Stephen WHEELER The Good, the Bad, and the Ugly: Lucan’s Reception of Ovid’s Metamorphoses

Recent revisionist readings of post-Augustan epic have focused on the systematic reception of Virgil’s Aeneid and have consequently taken less notice of the reception of Ovid’s Metamorphoses. Stephen Hinds observes, “the Virgiliocentric history of epic construction and reception . . . had already in Flavian times taken firm hold, and had declined to take the Ovidian experiment to the mainstream of the genre” (Allusion and Intertext [Cambridge 1998] 143). The one exception to the rule is Statius’s Achilleid, which, according to Hinds, reproduces the “core subject-matter” of Ovidian epic: metamorphosis, courtship, rape, disguise, deception, and ambiguities of sex, gender, and identity (137). The purpose of this paper is to make the case that Lucan, already in Neronian times, encodes a reading of the Metamorphoses into De Bello Civili that defines Ovidian epic in a different vein from the Achilleid. I also hope to show that Lucan’s reading of Ovid raises important questions about a Virgiliocentric history of epic construction and reception.
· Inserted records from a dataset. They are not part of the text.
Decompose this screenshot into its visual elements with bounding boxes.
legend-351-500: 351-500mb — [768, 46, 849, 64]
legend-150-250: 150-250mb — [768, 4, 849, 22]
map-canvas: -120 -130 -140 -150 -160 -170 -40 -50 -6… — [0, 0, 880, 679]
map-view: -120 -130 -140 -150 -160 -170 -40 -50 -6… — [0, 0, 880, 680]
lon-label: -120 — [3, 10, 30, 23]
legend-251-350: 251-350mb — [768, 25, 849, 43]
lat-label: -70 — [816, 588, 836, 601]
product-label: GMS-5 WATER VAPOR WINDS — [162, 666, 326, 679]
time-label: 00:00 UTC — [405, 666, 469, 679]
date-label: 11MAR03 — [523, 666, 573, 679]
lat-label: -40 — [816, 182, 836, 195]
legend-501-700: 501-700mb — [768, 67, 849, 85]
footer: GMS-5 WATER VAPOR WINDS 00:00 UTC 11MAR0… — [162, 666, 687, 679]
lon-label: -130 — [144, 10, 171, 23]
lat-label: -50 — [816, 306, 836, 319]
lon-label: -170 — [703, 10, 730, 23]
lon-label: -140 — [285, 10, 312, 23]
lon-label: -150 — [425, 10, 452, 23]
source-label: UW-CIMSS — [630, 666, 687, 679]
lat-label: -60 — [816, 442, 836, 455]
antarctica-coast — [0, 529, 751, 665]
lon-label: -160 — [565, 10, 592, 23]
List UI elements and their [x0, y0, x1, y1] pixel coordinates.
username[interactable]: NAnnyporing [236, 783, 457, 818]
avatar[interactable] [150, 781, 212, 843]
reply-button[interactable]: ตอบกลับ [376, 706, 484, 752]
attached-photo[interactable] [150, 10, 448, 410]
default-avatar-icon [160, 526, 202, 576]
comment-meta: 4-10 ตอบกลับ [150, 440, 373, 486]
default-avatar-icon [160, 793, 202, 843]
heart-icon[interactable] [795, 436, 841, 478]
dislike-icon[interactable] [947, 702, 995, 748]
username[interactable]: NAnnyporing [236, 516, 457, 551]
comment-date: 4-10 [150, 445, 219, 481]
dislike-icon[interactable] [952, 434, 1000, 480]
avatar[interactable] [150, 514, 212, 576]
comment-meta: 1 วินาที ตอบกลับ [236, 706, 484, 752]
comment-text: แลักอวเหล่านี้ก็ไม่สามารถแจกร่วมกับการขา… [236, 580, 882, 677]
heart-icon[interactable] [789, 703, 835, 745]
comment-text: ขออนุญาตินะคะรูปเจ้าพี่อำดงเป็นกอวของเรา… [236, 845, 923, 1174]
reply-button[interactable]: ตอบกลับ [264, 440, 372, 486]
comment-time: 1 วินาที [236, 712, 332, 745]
In the programmatic opening of De Bello Civili, Lucan alludes to the beginning and end of the Metamorphoses, plotting his epic as a continuation of Ovid’s. In particular, he responds to the speech of Pythagoras, which leaves open the question whether Rome, after her rise to preeminence, will fall just as other cities have. Lucan’s explicit answer is that Rome cannot support herself and collapse is inevitable. De Bello Civili goes on to rewrite the final episode of the Metamorphoses, in which Ovid celebrates the deification of Julius Caesar and glosses over the civil war that destroyed the Republic. Lucan’s imitation of exemplary passages in Ovid also reveals a distinctive pattern of reception. He is attracted to Ovid’s cosmological framework and imagery of cosmic dissolution (chaos, flood, Phaethon, and the speech of Pythagoras). He responds to the “moralizing” episodes at the center of the poem that exemplify virtue and vice. The poverty of Philemon and Baucis is a background for pauper Amyclas. The conjugal love of Ceyx and Alcyone informs that of Pompey and Cornelia. Ovidian examples of evil serve Lucan well: Erysichthon is a model for Caesar as a grove-desecrator; Medea’s witchcraft is the spur for Erictho. In the realm of die nicht schöne Kunst, Lucan emulates Ovid’s set-piece battles and his horrific descriptions of wounds and physical suffering. In short, Lucan makes Ovid’s text bear witness not to metamorphosis, sexual passion, or ambiguous gender and identity, but to images of chaos and physical violence, to moral exempla of virtue and vice, and to a nightmarish world uncannily like De Bello Civili.